The Discworld Companion
- Cover of the first edition
- Author: Terry Pratchett and Stephen Briggs
- Illustrator: Stephen Briggs
- Cover artist: Josh Kirby
- Language: English
- Series: Discworld
- Publisher: Gollancz
- Publication date: 1994
- Publication place: United Kingdom
- Media type: Print (Hardcover and Paperback)
- Pages: 288 pp
- ISBN: 0-575-05764-5

= The Discworld Companion =

1994 book by Terry Pratchett

The Discworld Companion is an encyclopaedia of the Discworld fictional universe, created by Terry Pratchett and Stephen Briggs. Four editions have been published, under varying titles.
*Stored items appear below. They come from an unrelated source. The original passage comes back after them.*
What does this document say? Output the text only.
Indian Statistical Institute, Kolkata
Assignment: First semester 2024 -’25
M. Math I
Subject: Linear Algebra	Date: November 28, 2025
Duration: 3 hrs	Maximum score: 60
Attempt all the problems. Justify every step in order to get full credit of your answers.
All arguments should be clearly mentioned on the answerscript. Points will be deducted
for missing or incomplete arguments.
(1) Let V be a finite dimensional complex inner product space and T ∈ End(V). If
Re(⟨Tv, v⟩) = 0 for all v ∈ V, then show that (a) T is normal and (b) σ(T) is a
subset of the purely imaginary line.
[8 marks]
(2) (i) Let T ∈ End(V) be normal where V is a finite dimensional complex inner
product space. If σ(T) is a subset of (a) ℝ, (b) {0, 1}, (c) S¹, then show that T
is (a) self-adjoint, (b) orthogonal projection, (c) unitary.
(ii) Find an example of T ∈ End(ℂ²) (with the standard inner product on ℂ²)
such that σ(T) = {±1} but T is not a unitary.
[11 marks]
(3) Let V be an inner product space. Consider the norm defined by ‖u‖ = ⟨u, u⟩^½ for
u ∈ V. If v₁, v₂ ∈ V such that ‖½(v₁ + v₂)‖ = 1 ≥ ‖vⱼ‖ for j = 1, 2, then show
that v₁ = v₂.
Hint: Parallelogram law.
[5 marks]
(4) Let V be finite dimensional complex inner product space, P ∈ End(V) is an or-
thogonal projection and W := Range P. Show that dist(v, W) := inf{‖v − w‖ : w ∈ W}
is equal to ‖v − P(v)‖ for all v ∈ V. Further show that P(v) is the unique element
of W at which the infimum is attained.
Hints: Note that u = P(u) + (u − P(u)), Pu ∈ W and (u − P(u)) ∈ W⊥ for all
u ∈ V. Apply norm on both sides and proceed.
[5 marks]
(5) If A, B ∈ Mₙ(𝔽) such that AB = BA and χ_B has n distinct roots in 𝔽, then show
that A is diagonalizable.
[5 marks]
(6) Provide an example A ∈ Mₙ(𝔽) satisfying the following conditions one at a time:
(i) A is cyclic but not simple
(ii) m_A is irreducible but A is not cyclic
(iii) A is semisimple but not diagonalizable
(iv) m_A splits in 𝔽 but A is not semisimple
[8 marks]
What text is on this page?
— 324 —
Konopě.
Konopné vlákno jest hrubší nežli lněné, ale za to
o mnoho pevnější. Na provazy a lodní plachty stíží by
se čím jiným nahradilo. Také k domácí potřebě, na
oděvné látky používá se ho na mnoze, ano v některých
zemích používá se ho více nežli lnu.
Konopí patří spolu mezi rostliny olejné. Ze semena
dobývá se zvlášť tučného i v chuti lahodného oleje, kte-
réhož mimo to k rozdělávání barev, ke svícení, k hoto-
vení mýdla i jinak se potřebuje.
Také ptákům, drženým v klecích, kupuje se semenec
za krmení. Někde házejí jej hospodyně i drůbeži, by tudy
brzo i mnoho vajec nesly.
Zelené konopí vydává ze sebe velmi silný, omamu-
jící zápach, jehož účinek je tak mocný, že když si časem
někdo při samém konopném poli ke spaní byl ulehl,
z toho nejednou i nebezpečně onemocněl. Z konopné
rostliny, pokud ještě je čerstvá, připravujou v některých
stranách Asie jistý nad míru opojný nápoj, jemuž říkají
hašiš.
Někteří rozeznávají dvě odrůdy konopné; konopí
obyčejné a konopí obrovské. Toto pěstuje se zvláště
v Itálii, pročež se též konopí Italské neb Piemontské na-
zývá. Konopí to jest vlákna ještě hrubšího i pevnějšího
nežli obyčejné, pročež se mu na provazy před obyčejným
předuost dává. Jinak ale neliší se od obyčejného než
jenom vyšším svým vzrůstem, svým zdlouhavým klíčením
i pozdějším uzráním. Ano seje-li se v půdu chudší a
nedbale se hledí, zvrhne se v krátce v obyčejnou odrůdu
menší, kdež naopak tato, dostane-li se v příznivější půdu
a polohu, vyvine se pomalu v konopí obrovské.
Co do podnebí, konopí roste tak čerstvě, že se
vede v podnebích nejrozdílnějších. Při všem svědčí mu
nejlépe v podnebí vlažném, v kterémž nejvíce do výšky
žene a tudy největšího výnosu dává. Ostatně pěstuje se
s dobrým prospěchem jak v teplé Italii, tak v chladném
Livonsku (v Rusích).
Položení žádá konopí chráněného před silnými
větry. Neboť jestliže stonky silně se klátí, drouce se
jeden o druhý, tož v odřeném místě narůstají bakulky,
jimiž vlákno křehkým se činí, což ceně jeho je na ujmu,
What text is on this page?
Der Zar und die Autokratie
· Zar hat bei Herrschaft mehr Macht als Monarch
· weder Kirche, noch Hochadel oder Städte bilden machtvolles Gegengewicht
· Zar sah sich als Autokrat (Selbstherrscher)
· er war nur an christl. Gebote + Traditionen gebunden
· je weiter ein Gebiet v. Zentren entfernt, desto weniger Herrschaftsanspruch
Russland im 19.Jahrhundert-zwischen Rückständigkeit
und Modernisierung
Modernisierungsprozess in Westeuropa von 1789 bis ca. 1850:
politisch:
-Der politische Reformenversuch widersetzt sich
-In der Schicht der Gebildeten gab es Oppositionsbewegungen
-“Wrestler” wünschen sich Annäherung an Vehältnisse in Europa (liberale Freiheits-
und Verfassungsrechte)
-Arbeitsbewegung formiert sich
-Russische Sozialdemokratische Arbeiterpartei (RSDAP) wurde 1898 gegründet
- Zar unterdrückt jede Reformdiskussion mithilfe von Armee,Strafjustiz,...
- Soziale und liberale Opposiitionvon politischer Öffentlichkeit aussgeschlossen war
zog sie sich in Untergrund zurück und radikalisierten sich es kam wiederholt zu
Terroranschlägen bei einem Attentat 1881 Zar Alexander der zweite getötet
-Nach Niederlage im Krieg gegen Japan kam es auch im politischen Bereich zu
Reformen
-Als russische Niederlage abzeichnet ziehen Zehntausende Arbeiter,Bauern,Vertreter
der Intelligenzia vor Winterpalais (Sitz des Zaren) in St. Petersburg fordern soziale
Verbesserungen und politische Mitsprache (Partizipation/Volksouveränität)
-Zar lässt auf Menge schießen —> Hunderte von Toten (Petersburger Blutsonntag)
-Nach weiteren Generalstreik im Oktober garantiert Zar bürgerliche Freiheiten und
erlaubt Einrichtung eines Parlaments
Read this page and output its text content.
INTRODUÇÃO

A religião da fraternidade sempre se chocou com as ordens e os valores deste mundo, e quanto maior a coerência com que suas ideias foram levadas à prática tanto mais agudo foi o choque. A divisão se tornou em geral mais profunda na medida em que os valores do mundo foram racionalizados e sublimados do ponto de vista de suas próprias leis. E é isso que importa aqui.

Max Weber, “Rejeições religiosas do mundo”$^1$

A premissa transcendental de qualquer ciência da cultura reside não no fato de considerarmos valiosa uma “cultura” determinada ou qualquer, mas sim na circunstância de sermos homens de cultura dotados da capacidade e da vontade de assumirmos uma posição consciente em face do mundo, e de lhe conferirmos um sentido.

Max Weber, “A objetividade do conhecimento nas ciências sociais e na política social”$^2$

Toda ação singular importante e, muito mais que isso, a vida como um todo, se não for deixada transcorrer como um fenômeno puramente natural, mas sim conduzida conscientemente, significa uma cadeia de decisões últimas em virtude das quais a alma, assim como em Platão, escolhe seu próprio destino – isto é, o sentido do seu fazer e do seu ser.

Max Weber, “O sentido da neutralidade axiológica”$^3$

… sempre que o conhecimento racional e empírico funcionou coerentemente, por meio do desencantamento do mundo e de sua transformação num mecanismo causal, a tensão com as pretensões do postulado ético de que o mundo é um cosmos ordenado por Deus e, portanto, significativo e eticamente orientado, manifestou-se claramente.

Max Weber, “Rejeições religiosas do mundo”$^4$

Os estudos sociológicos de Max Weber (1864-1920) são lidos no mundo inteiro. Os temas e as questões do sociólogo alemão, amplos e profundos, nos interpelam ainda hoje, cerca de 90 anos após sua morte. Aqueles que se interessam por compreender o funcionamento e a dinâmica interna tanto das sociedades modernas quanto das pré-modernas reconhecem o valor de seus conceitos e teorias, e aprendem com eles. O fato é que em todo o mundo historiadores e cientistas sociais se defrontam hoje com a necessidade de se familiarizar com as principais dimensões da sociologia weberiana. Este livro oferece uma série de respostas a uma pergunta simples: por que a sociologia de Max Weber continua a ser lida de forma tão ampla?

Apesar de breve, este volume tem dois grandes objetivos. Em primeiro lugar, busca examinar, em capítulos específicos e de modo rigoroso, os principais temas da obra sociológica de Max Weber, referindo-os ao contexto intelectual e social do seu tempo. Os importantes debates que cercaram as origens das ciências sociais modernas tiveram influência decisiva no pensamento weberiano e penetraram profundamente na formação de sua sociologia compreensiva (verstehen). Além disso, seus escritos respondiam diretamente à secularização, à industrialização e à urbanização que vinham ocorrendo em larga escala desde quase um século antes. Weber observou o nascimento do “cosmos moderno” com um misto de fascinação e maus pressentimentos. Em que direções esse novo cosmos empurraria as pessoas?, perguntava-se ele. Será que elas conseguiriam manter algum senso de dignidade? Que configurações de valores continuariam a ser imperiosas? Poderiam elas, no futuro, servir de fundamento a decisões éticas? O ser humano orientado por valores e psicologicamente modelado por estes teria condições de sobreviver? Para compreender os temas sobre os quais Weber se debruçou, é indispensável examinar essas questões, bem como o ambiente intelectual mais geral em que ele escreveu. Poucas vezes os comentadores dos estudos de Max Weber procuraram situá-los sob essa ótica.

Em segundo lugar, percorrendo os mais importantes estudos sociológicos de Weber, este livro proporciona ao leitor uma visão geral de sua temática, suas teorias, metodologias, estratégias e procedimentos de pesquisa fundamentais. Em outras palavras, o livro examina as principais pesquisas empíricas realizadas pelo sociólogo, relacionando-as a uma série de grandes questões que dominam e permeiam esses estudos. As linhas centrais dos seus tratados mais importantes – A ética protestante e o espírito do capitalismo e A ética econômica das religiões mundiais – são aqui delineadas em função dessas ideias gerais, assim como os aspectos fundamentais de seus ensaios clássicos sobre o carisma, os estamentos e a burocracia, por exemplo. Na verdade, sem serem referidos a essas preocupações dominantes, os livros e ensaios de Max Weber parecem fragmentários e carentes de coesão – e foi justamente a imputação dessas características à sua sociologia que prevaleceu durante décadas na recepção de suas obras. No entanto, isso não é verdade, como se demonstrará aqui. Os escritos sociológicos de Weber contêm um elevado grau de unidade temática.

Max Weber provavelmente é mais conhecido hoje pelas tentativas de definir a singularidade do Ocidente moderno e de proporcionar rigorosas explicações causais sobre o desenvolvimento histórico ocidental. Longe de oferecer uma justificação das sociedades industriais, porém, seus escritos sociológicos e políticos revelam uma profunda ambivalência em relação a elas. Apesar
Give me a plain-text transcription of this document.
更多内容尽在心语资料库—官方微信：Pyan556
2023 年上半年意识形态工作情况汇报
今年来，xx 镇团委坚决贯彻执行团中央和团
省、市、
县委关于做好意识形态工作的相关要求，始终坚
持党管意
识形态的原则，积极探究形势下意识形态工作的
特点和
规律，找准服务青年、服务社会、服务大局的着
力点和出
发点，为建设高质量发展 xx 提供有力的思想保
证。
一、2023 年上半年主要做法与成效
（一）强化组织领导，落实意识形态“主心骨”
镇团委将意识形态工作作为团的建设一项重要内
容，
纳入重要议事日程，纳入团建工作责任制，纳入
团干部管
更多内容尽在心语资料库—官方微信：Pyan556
The Companion contains precise definitions of words, people, places and events that have appeared in at least one Discworld novel, map, diary or non-fiction book, or in one of the three short stories "Troll Bridge", "Theatre of Cruelty", and "The Sea and Little Fishes". Material is often quoted directly from these sources, but, in each successive edition, also includes information that had not yet been worked into the novels.

For instance, William de Worde is mentioned in the first edition of the Companion six years before the publication of The Truth, the novel in which he is introduced. At the end of each article is an abbreviation indicating the book(s) in which the word, person, event or place appears, though if there are too many, no abbreviation is used. The book includes an introduction by Stephen Briggs and an interview with Terry Pratchett, both of which have been updated in each edition.

== Publishing history ==
The first edition, published in 1994, contained information from all the novels up to Soul Music as well as the first two short stories. The second edition, published in 1997, added information up to Maskerade. The third edition was published in 2003 under the title The New Discworld Companion. It contains articles based on books up to Night Watch, as well as related books and short stories. The book also contains a ten-page interview with Pratchett under the heading "Discworld Quo Vadis?".

An updated edition of the Companion, published on 18 October 2012, was called Turtle Recall: The Discworld Companion ... So Far and included information from all the novels up to and including Snuff.

The latest edition of the Companion, "The Absolute Discworld Companion", was published on 11 November 2021 and is updated to include information from all forty-one Discworld novels. In 2022, Dunmanifestin Ltd published a deluxe hardcover version, the "Dunmanifestin Edition", which also includes additional information drawn from The Science of Discworld books.

==Publication history==
- Pratchett, Terry (1994). "The Discworld Companion" Hardcover
- Pratchett, Terry (1995). "The Discworld Companion" trade paperback
- Pratchett, Terry (1997). "The Discworld Companion Updated" Paperback
- Pratchett, Terry (2000). "The Discworld Companion Updated" Paperback, US edition
- Pratchett, Terry (2002). "The New Discworld Companion" Trade paperback, 544 pp.
- Pratchett, Terry (2003). "The New Discworld Companion" Trade paperback, 280 pp. Omits "Where Am I?"
- Pratchett, Terry (2003). "The New Discworld Companion" Paperback, 472 pp.
- Pratchett, Terry (2012). "Turtle Recall: The Discworld Companion...So Far" Hardcover
- Pratchett, Terry (2014). "Turtle Recall: The Discworld Companion...So Far" Hardcover, US edition, 464 pp.
- Pratchett, Terry (2021). "The Ultimate Discworld Companion" Hardcover, UK edition, 448 pp.
- Pratchett, Terry (2021). "The Ultimate Discworld Companion" Trade Paperback, UK edition, 448 pp.